Technology is in the process of revolutionising the financial sector. This year, much of the talk has been about artificial intelligence and big data. Forecasts by IDC suggest the amount of data we use could grow ten-fold by 2025. The artificial intelligent market, meanwhile, is surging. A study from Statistica shows the AI market growing by around 150% between 2016 and up to 2025.
Investment firms are embracing automation and AI to improve every aspect of their business from the back-office administration to trading performance and much more, but it’s the ways in which technology is opening up finance to the public where the real changes are happening. The last few years have witnessed a surge in the number of online trading platforms. These make it easy to open an account and trade all sorts of financial instruments through either your desktop, tablet or smartphone. By embracing smart technology, they are also making it easier for people to trade effectively even if they have no experience. Companies such as ROFX use sophisticated AI technology to deliver an automated trading robot.

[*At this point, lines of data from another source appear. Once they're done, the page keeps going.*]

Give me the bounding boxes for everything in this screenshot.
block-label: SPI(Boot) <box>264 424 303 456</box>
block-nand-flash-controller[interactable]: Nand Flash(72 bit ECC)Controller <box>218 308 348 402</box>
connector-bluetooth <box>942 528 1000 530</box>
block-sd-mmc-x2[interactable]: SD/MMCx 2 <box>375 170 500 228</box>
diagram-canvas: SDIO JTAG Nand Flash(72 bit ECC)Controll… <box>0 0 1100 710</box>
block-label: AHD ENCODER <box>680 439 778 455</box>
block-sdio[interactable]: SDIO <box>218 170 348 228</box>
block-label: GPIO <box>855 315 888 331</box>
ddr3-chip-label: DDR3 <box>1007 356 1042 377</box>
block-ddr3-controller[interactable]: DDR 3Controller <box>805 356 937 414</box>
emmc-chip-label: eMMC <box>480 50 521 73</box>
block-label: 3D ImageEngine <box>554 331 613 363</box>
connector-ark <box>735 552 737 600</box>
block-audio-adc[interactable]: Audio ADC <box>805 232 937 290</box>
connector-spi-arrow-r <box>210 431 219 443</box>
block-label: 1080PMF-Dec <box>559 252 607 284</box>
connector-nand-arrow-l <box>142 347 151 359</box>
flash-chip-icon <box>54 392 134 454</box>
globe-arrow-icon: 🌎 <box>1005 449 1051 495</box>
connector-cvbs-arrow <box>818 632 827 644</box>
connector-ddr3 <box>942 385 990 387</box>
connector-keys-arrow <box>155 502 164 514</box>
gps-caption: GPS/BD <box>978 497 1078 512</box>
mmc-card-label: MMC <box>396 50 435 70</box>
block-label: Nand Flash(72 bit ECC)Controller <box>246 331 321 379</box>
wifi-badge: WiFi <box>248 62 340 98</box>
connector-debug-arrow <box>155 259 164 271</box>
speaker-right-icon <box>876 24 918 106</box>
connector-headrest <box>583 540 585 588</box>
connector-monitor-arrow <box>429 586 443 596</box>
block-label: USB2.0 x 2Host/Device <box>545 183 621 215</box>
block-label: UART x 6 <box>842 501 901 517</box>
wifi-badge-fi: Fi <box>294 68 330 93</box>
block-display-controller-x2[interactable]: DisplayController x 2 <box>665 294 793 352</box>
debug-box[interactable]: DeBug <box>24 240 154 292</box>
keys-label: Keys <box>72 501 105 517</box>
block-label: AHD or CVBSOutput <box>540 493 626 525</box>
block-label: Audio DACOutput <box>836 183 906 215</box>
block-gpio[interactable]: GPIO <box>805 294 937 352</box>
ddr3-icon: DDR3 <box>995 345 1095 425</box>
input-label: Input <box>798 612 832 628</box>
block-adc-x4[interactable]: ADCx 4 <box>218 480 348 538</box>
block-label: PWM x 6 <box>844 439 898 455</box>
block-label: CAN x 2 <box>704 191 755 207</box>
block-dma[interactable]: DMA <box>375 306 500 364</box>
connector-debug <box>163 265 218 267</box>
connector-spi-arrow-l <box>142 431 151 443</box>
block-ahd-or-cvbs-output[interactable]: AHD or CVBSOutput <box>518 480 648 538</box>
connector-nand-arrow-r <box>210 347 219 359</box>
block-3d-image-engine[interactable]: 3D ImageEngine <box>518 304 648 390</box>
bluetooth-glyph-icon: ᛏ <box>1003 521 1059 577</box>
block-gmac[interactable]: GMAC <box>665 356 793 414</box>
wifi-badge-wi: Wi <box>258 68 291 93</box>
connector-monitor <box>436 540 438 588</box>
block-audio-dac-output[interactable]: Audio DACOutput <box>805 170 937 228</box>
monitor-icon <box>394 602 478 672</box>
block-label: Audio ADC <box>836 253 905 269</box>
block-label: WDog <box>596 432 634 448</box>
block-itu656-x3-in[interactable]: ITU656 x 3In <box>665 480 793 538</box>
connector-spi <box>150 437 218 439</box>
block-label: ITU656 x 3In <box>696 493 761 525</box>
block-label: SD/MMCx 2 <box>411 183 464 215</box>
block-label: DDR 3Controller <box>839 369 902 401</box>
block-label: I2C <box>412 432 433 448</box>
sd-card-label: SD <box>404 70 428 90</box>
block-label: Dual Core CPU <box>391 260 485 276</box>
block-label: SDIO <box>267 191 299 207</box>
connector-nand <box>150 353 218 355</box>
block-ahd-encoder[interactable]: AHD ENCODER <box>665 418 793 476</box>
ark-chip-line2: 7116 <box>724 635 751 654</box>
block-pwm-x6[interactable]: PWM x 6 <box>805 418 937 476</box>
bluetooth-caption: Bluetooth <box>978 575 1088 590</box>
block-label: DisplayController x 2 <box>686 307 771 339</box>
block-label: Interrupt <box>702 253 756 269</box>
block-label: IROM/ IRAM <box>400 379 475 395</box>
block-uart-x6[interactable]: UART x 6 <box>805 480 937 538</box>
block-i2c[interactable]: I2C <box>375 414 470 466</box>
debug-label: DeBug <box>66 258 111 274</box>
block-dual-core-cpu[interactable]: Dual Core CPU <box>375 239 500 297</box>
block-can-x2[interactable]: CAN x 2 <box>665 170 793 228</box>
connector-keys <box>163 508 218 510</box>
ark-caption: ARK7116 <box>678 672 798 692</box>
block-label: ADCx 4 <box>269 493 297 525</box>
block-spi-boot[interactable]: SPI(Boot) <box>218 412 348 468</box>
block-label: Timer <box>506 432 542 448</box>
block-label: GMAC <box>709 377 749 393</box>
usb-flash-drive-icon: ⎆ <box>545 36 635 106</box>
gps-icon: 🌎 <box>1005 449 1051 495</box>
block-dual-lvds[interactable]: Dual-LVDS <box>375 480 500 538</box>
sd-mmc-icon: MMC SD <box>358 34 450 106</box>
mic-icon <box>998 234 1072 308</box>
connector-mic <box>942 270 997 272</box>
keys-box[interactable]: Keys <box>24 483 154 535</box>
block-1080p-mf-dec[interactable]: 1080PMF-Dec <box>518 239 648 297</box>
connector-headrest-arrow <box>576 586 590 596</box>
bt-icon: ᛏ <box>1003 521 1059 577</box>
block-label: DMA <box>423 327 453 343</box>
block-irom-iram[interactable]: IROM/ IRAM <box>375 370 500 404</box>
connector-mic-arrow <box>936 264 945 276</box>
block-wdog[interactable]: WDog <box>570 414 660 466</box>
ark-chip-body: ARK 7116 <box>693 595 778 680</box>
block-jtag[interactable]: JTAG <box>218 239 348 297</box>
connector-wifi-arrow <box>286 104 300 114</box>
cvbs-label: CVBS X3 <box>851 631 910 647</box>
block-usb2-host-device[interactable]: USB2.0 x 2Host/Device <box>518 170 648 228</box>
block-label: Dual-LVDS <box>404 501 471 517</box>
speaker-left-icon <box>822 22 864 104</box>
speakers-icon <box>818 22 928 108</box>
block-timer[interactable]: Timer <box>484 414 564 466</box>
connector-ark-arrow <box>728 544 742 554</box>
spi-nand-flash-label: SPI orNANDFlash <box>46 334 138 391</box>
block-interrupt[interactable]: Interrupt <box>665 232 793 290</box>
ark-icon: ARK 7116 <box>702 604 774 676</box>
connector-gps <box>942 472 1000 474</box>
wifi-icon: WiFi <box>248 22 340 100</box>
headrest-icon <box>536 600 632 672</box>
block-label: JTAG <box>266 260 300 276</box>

The technology has been refined over a number of years to the point where it is offers positive dynamics – namely that the number of positive trades should always exceed the number of negatives. This makes trading decisions on your behalf, and although success can never be guaranteed, its developers are convinced it can deliver reliable income streams over a period of time.
2019 and beyond
Moving into the future, the technology has even more potential. We have only scratched the surface of what AI can achieve. The financial sector is continually learning to capture and harness increasing levels of data. Systems are becoming more advance and the rate of development is accelerating.
Regulation will continue to evolve to keep pace with the changing nature of the financial landscape. New technologies deliver fresh capabilities which also create new risks and challenges. Regulations will have an impact on financial companies and their customers, but they have a track record of being able to adapt and continue to thrive. The future, in other words, is looking very bright indeed.